I, Rudkovsky, Valentin Stepanovich, a State Inspector of the Denezhkin Kamen Nature Reserve, have on 29 August 2002 become witness to an unusual phenomenon in the following circumstances: I was on my way back from the Yelovsky Ouval, where I made my records, to the Solva tract, and not far from the quarter pole in quarter 357 had to stop for the night in the woods. I was alone and I made a fire about 70m from the quarter pole 357–343. I made tea but had not yet eaten. Suddenly, at 2200hrs, I saw a beam of strong light. The impression was of a neon or halogen floodlight. It pierced the forest to a depth of about a kilometre. The source of light was at some height above the ground, which I could not define, and shone at a distance of 150–200m from me in the west–east direction.

    I started looking in the eastern direction, when suddenly, from that side, I saw two swinging spotlights appear, the impression was of people moving extremely fast in my direction as I stood looking at them. I thought someone was joking, or wanted to scare me and get near my fire. I dressed quickly and decided to scare them myself. I put on my boots, grabbed the gun and went to meet them. I walked about 20m, then lay behind a fallen tree trunk and looked in the direction of the spotlights. They rushed very fast in my direction exactly at the moment I looked at them.

    All was quiet. Not a single sound could be heard. I raised myself from behind the tree trunk. The spotlights were approximately 50–70m away from me, but they were no longer two, but seven or eight now. They dazzled me. Immediately I lay on the ground behind the tree trunk and turned away from the spotlights. Whenever I raised my head to look at them, they would again shine on me, and dazzle me while approaching. So I spent about one and a half hours lying on the ground behind the tree trunk. I did not look at the source of light. I realised at that time that I had met something unusual, and that those had not been people but something else that could not be explained.
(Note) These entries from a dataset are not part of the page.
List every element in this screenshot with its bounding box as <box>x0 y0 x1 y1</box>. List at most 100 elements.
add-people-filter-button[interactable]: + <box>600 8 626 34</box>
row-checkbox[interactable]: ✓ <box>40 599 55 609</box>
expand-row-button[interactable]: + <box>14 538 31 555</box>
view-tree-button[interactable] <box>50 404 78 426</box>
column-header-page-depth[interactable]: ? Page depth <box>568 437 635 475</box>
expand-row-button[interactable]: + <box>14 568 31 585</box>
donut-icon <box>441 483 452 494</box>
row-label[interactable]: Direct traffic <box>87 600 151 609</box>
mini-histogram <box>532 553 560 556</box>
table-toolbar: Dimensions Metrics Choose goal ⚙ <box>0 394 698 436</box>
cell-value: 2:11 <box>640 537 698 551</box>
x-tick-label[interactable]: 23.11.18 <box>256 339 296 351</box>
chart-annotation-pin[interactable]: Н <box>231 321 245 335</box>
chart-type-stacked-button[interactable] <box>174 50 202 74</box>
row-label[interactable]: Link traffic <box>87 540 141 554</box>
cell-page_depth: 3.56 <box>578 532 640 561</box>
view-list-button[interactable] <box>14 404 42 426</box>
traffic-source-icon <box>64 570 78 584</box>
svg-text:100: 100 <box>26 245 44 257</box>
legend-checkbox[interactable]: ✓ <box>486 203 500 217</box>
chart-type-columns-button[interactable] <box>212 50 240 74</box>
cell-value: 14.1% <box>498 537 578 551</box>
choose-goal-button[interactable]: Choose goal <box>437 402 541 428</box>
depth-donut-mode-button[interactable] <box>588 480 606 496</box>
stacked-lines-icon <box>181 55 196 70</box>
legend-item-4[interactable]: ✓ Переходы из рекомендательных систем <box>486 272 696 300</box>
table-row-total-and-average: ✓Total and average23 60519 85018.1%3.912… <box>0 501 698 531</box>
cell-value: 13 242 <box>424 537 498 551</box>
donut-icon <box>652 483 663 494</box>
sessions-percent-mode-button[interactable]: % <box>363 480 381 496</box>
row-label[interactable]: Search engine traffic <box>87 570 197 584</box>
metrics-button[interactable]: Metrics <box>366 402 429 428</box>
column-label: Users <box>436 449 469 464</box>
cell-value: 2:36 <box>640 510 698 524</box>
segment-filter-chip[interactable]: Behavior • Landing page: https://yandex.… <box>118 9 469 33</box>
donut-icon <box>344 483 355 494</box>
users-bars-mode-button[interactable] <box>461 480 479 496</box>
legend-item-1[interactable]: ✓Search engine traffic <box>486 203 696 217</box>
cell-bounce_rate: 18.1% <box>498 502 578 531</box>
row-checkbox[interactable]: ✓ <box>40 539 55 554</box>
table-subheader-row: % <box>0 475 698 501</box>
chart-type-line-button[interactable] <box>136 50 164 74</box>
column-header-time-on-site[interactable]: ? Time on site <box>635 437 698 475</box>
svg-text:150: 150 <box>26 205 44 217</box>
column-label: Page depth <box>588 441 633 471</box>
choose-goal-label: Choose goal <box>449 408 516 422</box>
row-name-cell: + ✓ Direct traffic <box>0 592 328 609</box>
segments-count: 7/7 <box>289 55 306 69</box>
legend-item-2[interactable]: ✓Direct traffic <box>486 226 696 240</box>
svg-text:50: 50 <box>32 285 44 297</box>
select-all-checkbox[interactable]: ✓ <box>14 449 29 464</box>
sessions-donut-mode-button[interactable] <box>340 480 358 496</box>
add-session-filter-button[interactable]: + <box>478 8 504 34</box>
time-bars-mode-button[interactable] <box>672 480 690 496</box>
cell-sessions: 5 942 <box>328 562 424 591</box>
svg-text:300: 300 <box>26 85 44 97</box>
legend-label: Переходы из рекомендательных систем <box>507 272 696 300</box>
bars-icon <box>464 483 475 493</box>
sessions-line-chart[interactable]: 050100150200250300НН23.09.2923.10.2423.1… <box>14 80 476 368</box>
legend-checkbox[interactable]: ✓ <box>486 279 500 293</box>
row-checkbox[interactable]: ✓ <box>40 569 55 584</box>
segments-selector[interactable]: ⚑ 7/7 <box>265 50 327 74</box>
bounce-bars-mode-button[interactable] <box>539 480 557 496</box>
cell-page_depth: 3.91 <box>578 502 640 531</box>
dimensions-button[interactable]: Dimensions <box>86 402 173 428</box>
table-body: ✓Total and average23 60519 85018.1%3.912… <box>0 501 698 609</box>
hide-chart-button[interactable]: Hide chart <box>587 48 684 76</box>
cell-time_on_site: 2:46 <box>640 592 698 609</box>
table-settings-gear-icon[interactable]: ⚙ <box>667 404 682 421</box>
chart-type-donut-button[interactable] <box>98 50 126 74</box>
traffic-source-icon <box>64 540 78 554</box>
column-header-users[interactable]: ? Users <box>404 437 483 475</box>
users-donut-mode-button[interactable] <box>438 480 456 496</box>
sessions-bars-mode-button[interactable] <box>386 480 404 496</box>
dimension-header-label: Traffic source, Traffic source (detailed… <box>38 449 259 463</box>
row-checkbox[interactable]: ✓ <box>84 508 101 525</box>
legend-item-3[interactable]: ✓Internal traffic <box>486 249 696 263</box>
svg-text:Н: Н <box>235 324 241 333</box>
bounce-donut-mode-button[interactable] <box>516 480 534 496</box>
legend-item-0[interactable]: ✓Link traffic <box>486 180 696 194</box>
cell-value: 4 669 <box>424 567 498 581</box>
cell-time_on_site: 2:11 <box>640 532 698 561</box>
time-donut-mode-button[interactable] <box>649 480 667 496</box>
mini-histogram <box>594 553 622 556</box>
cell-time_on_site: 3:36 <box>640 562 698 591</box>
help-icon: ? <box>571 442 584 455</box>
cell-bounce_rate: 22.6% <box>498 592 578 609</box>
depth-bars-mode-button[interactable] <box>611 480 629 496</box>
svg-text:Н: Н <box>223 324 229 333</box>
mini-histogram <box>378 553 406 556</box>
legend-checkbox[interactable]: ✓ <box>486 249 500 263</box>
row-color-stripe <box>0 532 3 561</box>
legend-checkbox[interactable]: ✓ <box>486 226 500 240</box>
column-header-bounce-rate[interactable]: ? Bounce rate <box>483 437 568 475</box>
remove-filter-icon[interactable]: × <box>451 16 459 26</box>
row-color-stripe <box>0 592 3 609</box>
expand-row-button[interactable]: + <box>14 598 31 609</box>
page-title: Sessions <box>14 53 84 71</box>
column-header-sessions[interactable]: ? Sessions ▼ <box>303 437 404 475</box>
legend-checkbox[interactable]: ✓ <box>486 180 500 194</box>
All was quiet as before, no strange sounds.

    I noted that the spotlights reacted to my eye only and decided to check whether it was true. I struck a match and lit a cigarette – no reaction. Then, in one and a half hours, I saw that the spotlights had moved and were now shining on me not from the east but from the north, still at a distance of 50–70m from me. The distance between the spotlights and the main source of light was approximately 100m. I went near my fire trying not to look, either at the source or at the spotlights. The fire was already down, I threw in more firewood, warmed my meal and ate. And then I saw that there was another beam of light from the source, now going not in the east–west but in the north–south direction as well, that is the one and the same source was now emitting beams of strong light, like that of floodlights, in two directions at approximately 90°. The light illuminated every blade of grass, the trees threw no shade. I was not looking at the source of light. I lit a cigarette and smoked, sitting with my back against a cedar tree. In all the time the light was there I made no sounds and did not shoot.

    At 2.30 a.m. I heard a snapping sound as if from an electric discharge and the light was gone. Then I felt a strong gust of wind which lasted some two to three minutes. Then all was quiet again. I spent the rest of the night near the fire. In the morning I went around the place where I saw the source of light and spotlights, but noted nothing unusual or suspicious.